Tier four in data center design means your management plane is fully independent of your production plane. The same logic applies everywhere networks run today: distributed enterprise, edge, maritime, financial services, healthcare. The network gets more distributed. The stakes get higher. The need for an independent control plane does not go away.
What the panel got right about the partnership
A session like this works when three vendors with different capabilities each add something the others don’t.
IP Fabric’s contribution is ground-truth visibility: what is the network actually doing, not what the documentation says it should be doing. BlueCat’s contribution is intelligent DNS and network services management, reducing the drift between security policy and operational reality. Opengear’s contribution is the access layer that remains operational when everything else has failed.

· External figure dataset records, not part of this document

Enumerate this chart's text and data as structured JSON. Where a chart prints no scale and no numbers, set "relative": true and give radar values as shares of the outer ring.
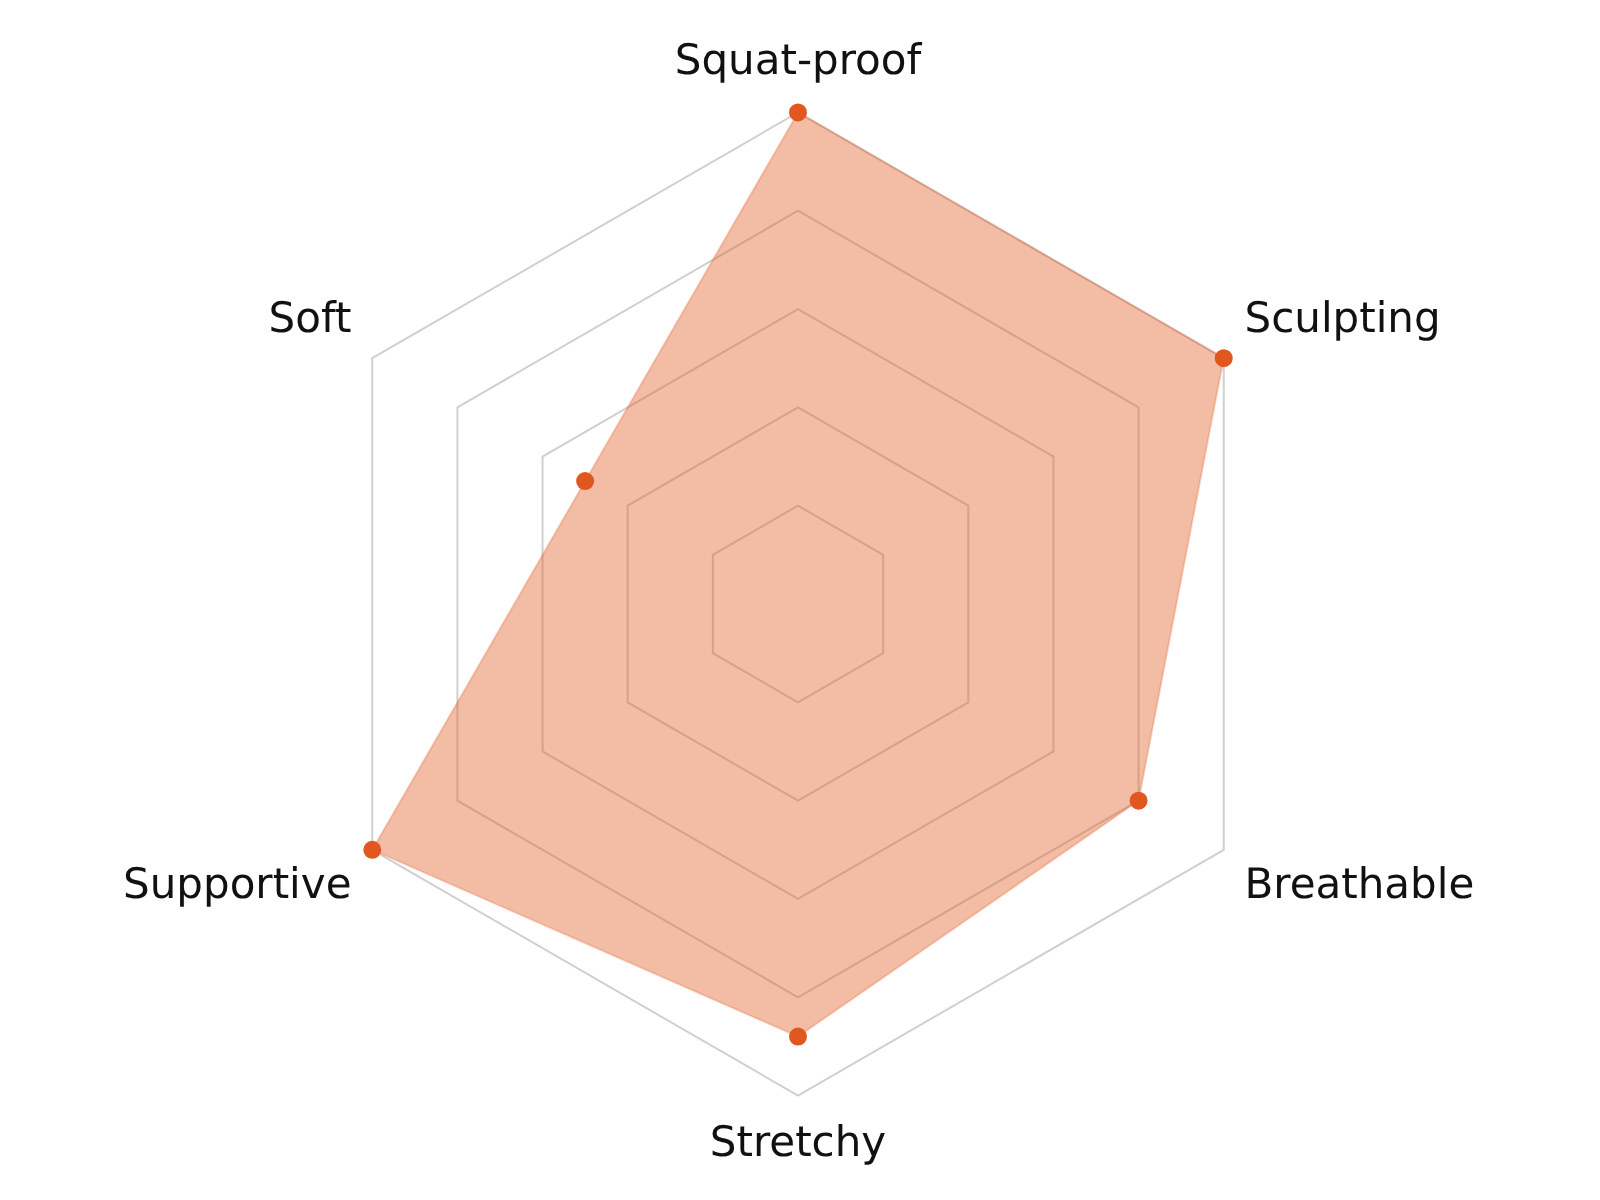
{
  "chart_data": {
    "type": "radar",
    "relative": true,
    "categories": [
      "Squat-proof",
      "Sculpting",
      "Breathable",
      "Stretchy",
      "Supportive",
      "Soft"
    ],
    "series": [
      {
        "color": "#e0581f",
        "values": [
          1,
          1,
          0.8,
          0.88,
          1,
          0.5
        ]
      }
    ],
    "grid": true,
    "legend": false,
    "marker": "circle"
  }
}
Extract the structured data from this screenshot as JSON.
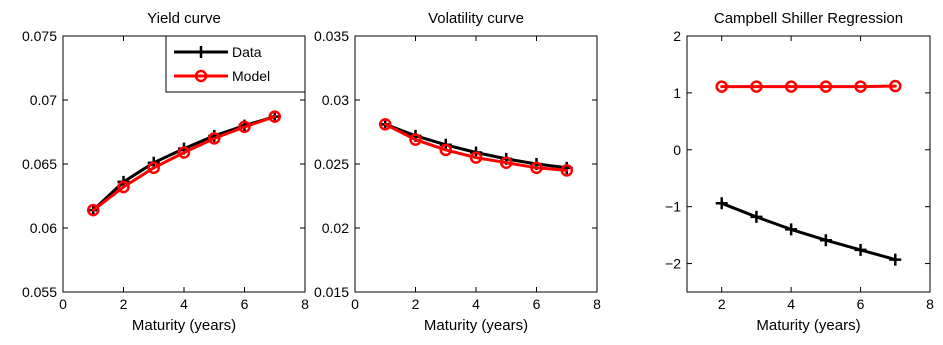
{
  "chart_data": [
    {
      "type": "line",
      "title": "Yield curve",
      "xlabel": "Maturity (years)",
      "ylabel": "",
      "xlim": [
        0,
        8
      ],
      "ylim": [
        0.055,
        0.075
      ],
      "xticks": [
        0,
        2,
        4,
        6,
        8
      ],
      "xtick_labels": [
        "0",
        "2",
        "4",
        "6",
        "8"
      ],
      "yticks": [
        0.055,
        0.06,
        0.065,
        0.07,
        0.075
      ],
      "ytick_labels": [
        "0.055",
        "0.06",
        "0.065",
        "0.07",
        "0.075"
      ],
      "grid": false,
      "legend": "top-right",
      "x": [
        1,
        2,
        3,
        4,
        5,
        6,
        7
      ],
      "series": [
        {
          "name": "Data",
          "color": "#000000",
          "marker": "plus",
          "values": [
            0.0614,
            0.0636,
            0.0651,
            0.0662,
            0.0672,
            0.068,
            0.0687
          ]
        },
        {
          "name": "Model",
          "color": "#ff0000",
          "marker": "circle",
          "values": [
            0.0614,
            0.0632,
            0.0647,
            0.0659,
            0.067,
            0.0679,
            0.0687
          ]
        }
      ]
    },
    {
      "type": "line",
      "title": "Volatility curve",
      "xlabel": "Maturity (years)",
      "ylabel": "",
      "xlim": [
        0,
        8
      ],
      "ylim": [
        0.015,
        0.035
      ],
      "xticks": [
        0,
        2,
        4,
        6,
        8
      ],
      "xtick_labels": [
        "0",
        "2",
        "4",
        "6",
        "8"
      ],
      "yticks": [
        0.015,
        0.02,
        0.025,
        0.03,
        0.035
      ],
      "ytick_labels": [
        "0.015",
        "0.02",
        "0.025",
        "0.03",
        "0.035"
      ],
      "grid": false,
      "x": [
        1,
        2,
        3,
        4,
        5,
        6,
        7
      ],
      "series": [
        {
          "color": "#000000",
          "marker": "plus",
          "values": [
            0.0281,
            0.0272,
            0.0265,
            0.0259,
            0.0254,
            0.025,
            0.0247
          ]
        },
        {
          "color": "#ff0000",
          "marker": "circle",
          "values": [
            0.0281,
            0.0269,
            0.0261,
            0.0255,
            0.0251,
            0.0247,
            0.0245
          ]
        }
      ]
    },
    {
      "type": "line",
      "title": "Campbell Shiller Regression",
      "xlabel": "Maturity (years)",
      "ylabel": "",
      "xlim": [
        1,
        8
      ],
      "ylim": [
        -2.5,
        2
      ],
      "xticks": [
        2,
        4,
        6,
        8
      ],
      "xtick_labels": [
        "2",
        "4",
        "6",
        "8"
      ],
      "yticks": [
        -2,
        -1,
        0,
        1,
        2
      ],
      "ytick_labels": [
        "−2",
        "−1",
        "0",
        "1",
        "2"
      ],
      "grid": false,
      "x": [
        2,
        3,
        4,
        5,
        6,
        7
      ],
      "series": [
        {
          "color": "#000000",
          "marker": "plus",
          "values": [
            -0.94,
            -1.18,
            -1.4,
            -1.59,
            -1.76,
            -1.93
          ]
        },
        {
          "color": "#ff0000",
          "marker": "circle",
          "values": [
            1.11,
            1.11,
            1.11,
            1.11,
            1.11,
            1.12
          ]
        }
      ]
    }
  ]
}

Visibility. Policy. Control. Each one is necessary. None of them is sufficient alone.
Patrick’s framing for this was direct: “Resilience is an outcome, not a product.” The three companies on that panel do not sell resilience. They sell the building blocks that, when combined with thoughtful architecture, produce it.
The one thing to take away
The moderator asked each panelist for a single takeaway at the close of the session.

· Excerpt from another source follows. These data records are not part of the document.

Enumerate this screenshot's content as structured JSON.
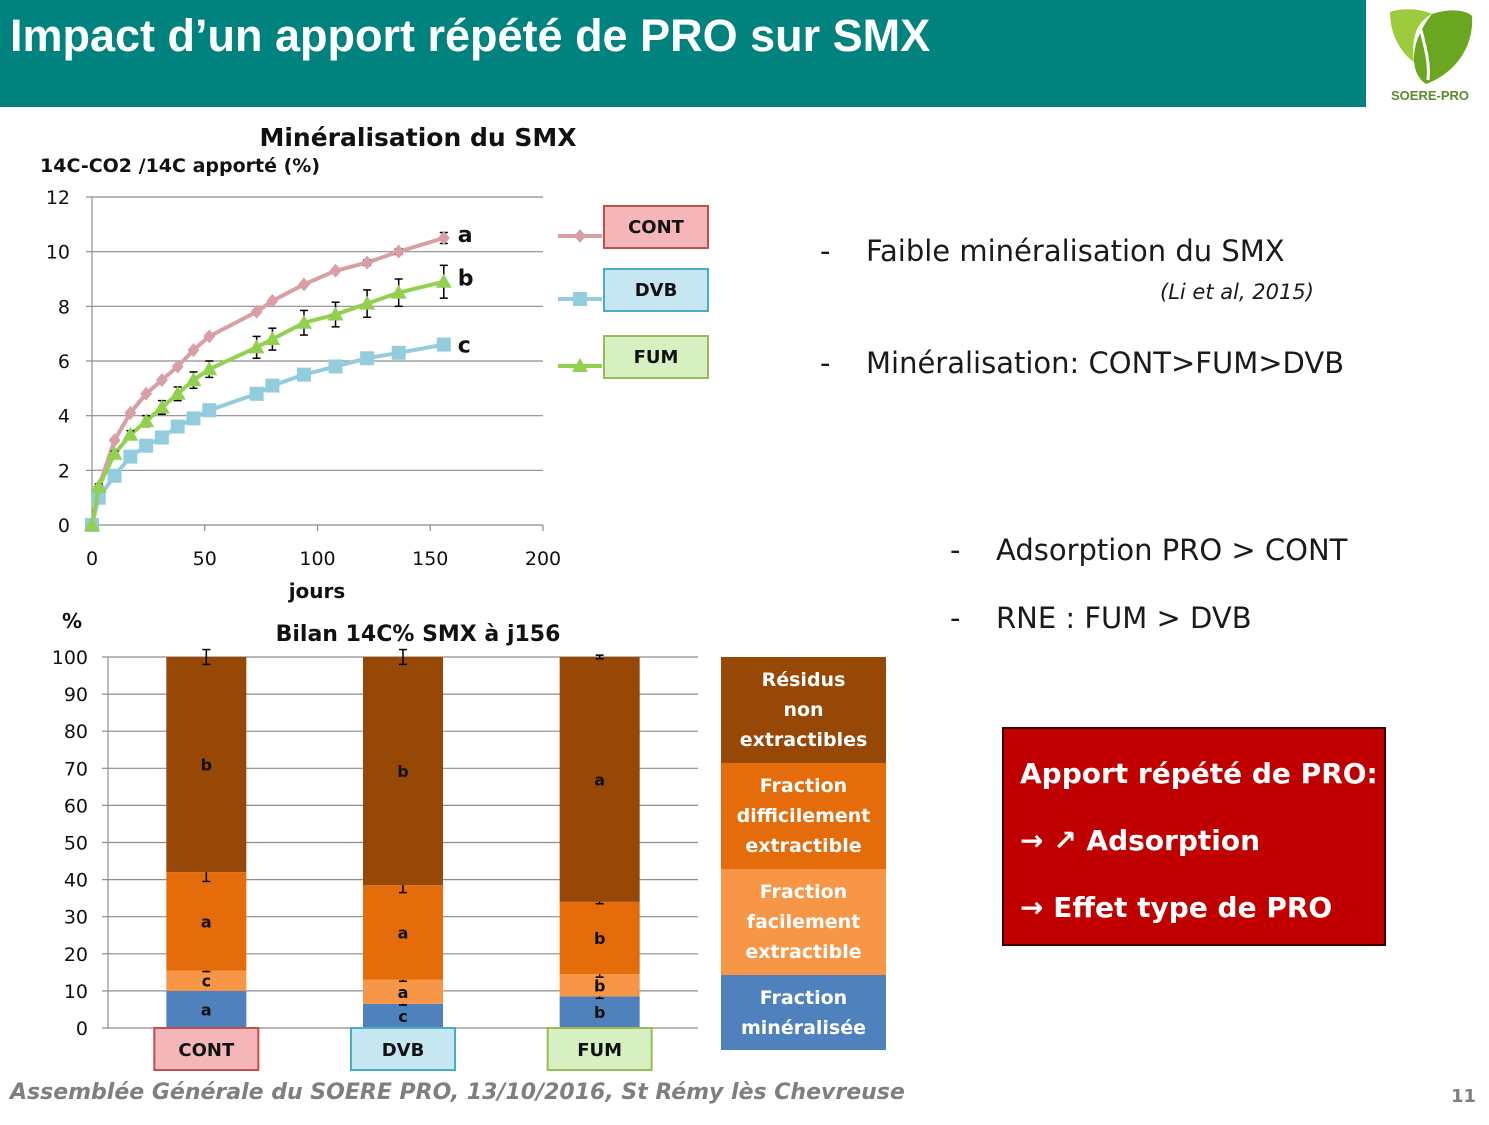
{
  "header": {
    "title": "Impact d’un apport répété de PRO sur SMX"
  },
  "logo": {
    "text": "SOERE-PRO"
  },
  "chart_data": [
    {
      "type": "line",
      "title": "Minéralisation du SMX",
      "ylabel": "14C-CO2 /14C apporté (%)",
      "xlabel": "jours",
      "xlim": [
        0,
        200
      ],
      "ylim": [
        0,
        12
      ],
      "xticks": [
        "0",
        "50",
        "100",
        "150",
        "200"
      ],
      "yticks": [
        "0",
        "2",
        "4",
        "6",
        "8",
        "10",
        "12"
      ],
      "grid": "horizontal",
      "legend_placement": "right",
      "series": [
        {
          "name": "CONT",
          "color": "#d8a0a4",
          "marker": "diamond",
          "letter": "a",
          "x": [
            0,
            3,
            10,
            17,
            24,
            31,
            38,
            45,
            52,
            73,
            80,
            94,
            108,
            122,
            136,
            156
          ],
          "y": [
            0,
            1.4,
            3.1,
            4.1,
            4.8,
            5.3,
            5.8,
            6.4,
            6.9,
            7.8,
            8.2,
            8.8,
            9.3,
            9.6,
            10.0,
            10.5
          ],
          "err": [
            0,
            0.05,
            0.05,
            0.05,
            0.05,
            0.05,
            0.05,
            0.05,
            0.05,
            0.05,
            0.05,
            0.05,
            0.05,
            0.1,
            0.1,
            0.2
          ]
        },
        {
          "name": "DVB",
          "color": "#93cddd",
          "marker": "square",
          "letter": "c",
          "x": [
            0,
            3,
            10,
            17,
            24,
            31,
            38,
            45,
            52,
            73,
            80,
            94,
            108,
            122,
            136,
            156
          ],
          "y": [
            0,
            1.0,
            1.8,
            2.5,
            2.9,
            3.2,
            3.6,
            3.9,
            4.2,
            4.8,
            5.1,
            5.5,
            5.8,
            6.1,
            6.3,
            6.6
          ],
          "err": [
            0,
            0,
            0,
            0,
            0,
            0,
            0,
            0,
            0,
            0,
            0,
            0,
            0,
            0,
            0,
            0
          ]
        },
        {
          "name": "FUM",
          "color": "#92d050",
          "marker": "triangle",
          "letter": "b",
          "x": [
            0,
            3,
            10,
            17,
            24,
            31,
            38,
            45,
            52,
            73,
            80,
            94,
            108,
            122,
            136,
            156
          ],
          "y": [
            0,
            1.4,
            2.6,
            3.3,
            3.8,
            4.3,
            4.8,
            5.3,
            5.7,
            6.5,
            6.8,
            7.4,
            7.7,
            8.1,
            8.5,
            8.9
          ],
          "err": [
            0,
            0.1,
            0.1,
            0.15,
            0.2,
            0.25,
            0.25,
            0.3,
            0.3,
            0.4,
            0.4,
            0.45,
            0.45,
            0.5,
            0.5,
            0.6
          ]
        }
      ]
    },
    {
      "type": "bar",
      "stacked": true,
      "title": "Bilan 14C% SMX à j156",
      "ylabel": "%",
      "ylim": [
        0,
        100
      ],
      "yticks": [
        "0",
        "10",
        "20",
        "30",
        "40",
        "50",
        "60",
        "70",
        "80",
        "90",
        "100"
      ],
      "grid": "horizontal",
      "legend_placement": "right",
      "categories": [
        "CONT",
        "DVB",
        "FUM"
      ],
      "category_colors": [
        {
          "fill": "#f4b6b8",
          "border": "#c0504d"
        },
        {
          "fill": "#c6e7f2",
          "border": "#4bacc6"
        },
        {
          "fill": "#d7f0c2",
          "border": "#9bbb59"
        }
      ],
      "series": [
        {
          "name": "Fraction minéralisée",
          "legend": "Fraction\nminéralisée",
          "color": "#4f81bd",
          "values": [
            10,
            6.5,
            8.5
          ],
          "letters": [
            "a",
            "c",
            "b"
          ],
          "err": [
            0,
            0.3,
            0.5
          ]
        },
        {
          "name": "Fraction facilement extractible",
          "legend": "Fraction\nfacilement\nextractible",
          "color": "#f79646",
          "values": [
            5.5,
            6.5,
            6
          ],
          "letters": [
            "c",
            "a",
            "b"
          ],
          "err": [
            0.3,
            0.4,
            0.8
          ]
        },
        {
          "name": "Fraction difficilement extractible",
          "legend": "Fraction\ndifficilement\nextractible",
          "color": "#e46c0a",
          "values": [
            26.5,
            25.5,
            19.5
          ],
          "letters": [
            "a",
            "a",
            "b"
          ],
          "err": [
            2.5,
            2,
            0.5
          ]
        },
        {
          "name": "Résidus non extractibles",
          "legend": "Résidus\nnon\nextractibles",
          "color": "#974706",
          "values": [
            58,
            61.5,
            66
          ],
          "letters": [
            "b",
            "b",
            "a"
          ],
          "err": [
            2,
            2,
            0.5
          ]
        }
      ]
    }
  ],
  "bullets": [
    {
      "dash": "-",
      "text": "Faible minéralisation du SMX"
    },
    {
      "dash": "-",
      "text": "Minéralisation: CONT>FUM>DVB"
    },
    {
      "dash": "-",
      "text": "Adsorption PRO > CONT"
    },
    {
      "dash": "-",
      "text": "RNE : FUM > DVB"
    }
  ],
  "citation": "(Li et al, 2015)",
  "conclusion": {
    "title": "Apport répété de PRO:",
    "line1": "→ ↗ Adsorption",
    "line2": "→ Effet type de PRO"
  },
  "footer": {
    "text": "Assemblée Générale du SOERE PRO, 13/10/2016,  St Rémy lès Chevreuse",
    "page": "11"
  }
}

Patrick’s was this: assume your network is going to fail, and build everything, your controls, your operations stack, your access architecture, from that assumption. If you start there, you are building resilience in from day one rather than bolting it on after the first incident teaches you the hard lesson.
The corollary, which he stated earlier in the session, is what this post is titled after.
Visibility without control is just awareness.
You can see what is happening. You can know what went wrong. You can have dashboards and telemetry and a fully correlated incident timeline. None of that helps you if you cannot act on what you are seeing. And if your management path runs through the network that just failed, you cannot act.
The practical question
When was the last time your team validated that out-of-band access actually works, not in a scheduled maintenance window where someone manually tested the console server, but a real scenario where primary access was unavailable and OOB was the only path?
Most organizations that have OOB deployed have not tested it under realistic failure conditions. Most organizations that have not deployed it are waiting for the first serious incident to make the case internally.
The design-for-failure principle says you do not want to be making that case during an incident. You want to have already made it.
Opengear’s Smart Out of Band® management platform and the Lighthouse® centralized management platform exist to make that independent control plane deployable at scale, across distributed environments, with the automation and visibility to know it is working before you need it.
That is the part that does not fit neatly into a panel. The panel gives you the argument. The implementation is where it becomes real.